Even though Carole DeSanti, Viking editor of Special Topics in Calamity Physics, deliberately chose not to include 27-year-old Marisha Pessl's author photo with the galleys, reviewers repeatedly revered her looks. Gawker even conducted its own internal debate about whether she had transcended "book hot" and was, indeed, "TV hot."
As a young woman anticipating the publication of my first book—Perfect Girls, Starving Daughters: The Frightening New Normalcy of Hating Your Body—which Free Press will publish next April, I watched the circus surrounding Pessl's looks with nervous interest. Suddenly it wasn't my words that I was most worried about, but my eyebrows. Should I get them waxed? I know I'm not "TV hot," but am I at least "book hot"?
Instead of answers, these questions were followed by a wave of feminist guilt—as if Gloria herself were standing over my shoulder shouting, "Get serious, girl! This is not what we fought so hard for." But let's face it: even Gloria didn't shy away from being looked at if it meant having her message heard, too. I think it would be far less feminist of me to refuse to play the game at all if playing the game a little means that I can reach people and pay my rent in the process.
The cruel irony, of course, is that in the process of working on this book—the central message of which is that young women need to stop obsessing about their looks and start changing the world—I have often been driven to self-scrutiny. It began with the selling of the proposal. A mentor gave me tiny gold "TV earrings"; I prefer big silver hoops. Another insisted I get an expensive haircut. I did, though I refused her offer to do my makeup before meetings. Mascara makes me feel like a Venus flytrap, not a savvy writer full of potential.

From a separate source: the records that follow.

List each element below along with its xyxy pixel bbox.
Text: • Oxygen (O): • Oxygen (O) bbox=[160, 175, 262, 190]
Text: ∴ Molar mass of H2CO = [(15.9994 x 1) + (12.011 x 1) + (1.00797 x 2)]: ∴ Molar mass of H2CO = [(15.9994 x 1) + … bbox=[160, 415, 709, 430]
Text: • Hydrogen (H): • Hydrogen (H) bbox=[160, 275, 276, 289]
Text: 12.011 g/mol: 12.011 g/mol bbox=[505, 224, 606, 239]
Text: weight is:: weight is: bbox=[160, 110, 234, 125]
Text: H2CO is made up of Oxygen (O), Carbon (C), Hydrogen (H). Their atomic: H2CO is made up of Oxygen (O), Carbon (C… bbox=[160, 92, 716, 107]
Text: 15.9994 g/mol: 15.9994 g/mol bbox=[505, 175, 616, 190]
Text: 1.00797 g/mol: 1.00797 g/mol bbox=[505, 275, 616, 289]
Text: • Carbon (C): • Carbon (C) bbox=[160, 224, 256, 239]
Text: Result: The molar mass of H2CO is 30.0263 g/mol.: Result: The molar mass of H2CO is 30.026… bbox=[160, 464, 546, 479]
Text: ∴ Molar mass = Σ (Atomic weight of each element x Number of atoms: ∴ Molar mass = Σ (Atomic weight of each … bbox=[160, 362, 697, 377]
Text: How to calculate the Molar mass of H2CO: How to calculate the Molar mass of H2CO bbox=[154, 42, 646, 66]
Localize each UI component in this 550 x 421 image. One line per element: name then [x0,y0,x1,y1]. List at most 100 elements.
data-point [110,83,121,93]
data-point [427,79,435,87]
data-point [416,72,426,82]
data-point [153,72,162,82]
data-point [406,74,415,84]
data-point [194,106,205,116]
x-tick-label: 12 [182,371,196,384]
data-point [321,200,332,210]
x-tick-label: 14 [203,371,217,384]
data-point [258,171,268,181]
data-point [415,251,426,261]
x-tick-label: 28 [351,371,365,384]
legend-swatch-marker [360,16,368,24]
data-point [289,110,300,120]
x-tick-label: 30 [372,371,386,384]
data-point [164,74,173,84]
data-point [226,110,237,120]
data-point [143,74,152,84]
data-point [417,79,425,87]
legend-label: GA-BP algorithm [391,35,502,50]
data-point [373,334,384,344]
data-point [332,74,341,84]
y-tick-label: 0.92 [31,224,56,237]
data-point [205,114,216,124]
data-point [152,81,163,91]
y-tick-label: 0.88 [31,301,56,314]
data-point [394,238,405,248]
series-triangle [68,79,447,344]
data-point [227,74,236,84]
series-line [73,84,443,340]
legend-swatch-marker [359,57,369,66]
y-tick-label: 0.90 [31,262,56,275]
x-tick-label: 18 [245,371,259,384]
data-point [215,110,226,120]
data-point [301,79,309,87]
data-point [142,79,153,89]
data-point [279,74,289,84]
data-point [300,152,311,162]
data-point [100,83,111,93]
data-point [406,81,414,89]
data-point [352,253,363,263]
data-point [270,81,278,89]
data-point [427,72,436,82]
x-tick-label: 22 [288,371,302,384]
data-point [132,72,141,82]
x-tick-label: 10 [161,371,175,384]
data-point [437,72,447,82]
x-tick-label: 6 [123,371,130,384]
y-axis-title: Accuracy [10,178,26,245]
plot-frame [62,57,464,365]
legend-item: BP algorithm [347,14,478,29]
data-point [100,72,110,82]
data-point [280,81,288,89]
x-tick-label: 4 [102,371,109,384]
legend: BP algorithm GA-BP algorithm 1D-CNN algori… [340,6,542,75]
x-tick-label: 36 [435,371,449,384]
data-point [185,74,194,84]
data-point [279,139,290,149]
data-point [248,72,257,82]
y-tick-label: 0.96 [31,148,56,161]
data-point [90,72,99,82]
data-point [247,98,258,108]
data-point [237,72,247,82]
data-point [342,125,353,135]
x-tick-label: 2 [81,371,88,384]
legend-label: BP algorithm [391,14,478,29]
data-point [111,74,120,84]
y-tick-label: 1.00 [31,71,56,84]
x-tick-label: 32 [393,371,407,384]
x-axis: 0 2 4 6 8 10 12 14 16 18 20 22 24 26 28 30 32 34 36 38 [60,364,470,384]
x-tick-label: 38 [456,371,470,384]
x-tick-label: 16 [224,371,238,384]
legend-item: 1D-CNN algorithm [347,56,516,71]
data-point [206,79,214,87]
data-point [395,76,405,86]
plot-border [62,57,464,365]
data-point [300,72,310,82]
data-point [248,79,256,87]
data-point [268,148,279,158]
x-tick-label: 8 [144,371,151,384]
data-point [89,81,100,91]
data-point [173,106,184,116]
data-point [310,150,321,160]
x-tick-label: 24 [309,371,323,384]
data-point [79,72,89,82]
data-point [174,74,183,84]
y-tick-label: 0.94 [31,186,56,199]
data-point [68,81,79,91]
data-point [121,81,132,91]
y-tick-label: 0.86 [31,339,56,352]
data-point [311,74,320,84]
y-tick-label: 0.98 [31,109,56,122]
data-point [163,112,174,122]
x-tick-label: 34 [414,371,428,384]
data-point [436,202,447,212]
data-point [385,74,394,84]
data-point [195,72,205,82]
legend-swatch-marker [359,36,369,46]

The lobbies and the conference rooms, and even my own little heartfelt shtick, began to blend together. But what was clear was that a publicity rep had been invited to every meeting with explicit instructions—to make sure I could sound both articulate and accessible—and implicit instructions—to "check out the goods." And by goods, of course, I'm not talking about my hefty metaphors or shapely sentences. Crudely put, no one wants to read a book about the overvaluation of beauty by an ugly girl. Just look at my predecessors: Naomi Wolf, author of the wildly successful The Beauty Myth, is herself a real beauty. Alex Kuczynski, author of the recently released Beauty Junkies, has the looks that some of her subjects are paying big money to get.
Though I don't think of myself as on par with these easy-on-the-eyes writers, it appears I managed not to scare away the PR reps as a few houses bid on the book. Advance in hand, I researched, interviewed, wrote and revised, and have created what I believe is a worthwhile book. And now for the author photo, the publicity campaign, the book tour... the beauty pageant of the book world. Ugh.
On the other hand, I'm willing to do what it takes to get my message out. I am not above buying an expensive suit if it means that even one teenage girl in Topeka, Kan., questions why she is spending more time thinking about her waist than the war in Iraq.
When I first came to this business, older, experienced authors warned me how disappointed writers are when they learn about the publishing industry. They said editors weren't even editors anymore; that the bottom line, not ideas, mattered most. I am happy to report that I've found they were wrong. I was a nobody, and there were a dozen of editors willing to hear me out. My editor is a meticulous, passionate woman who craves social change as acutely as I do and loves to edit the hell out of good ideas. My publicist is a thoughtful and funny lady who doesn't wear much makeup herself and doesn't seem to expect me to, either.
Turns out that the disappointing thing about publishing is that it is part of the rest of the world, where a woman's looks are still treated with the serious scrutiny that should be reserved for her words.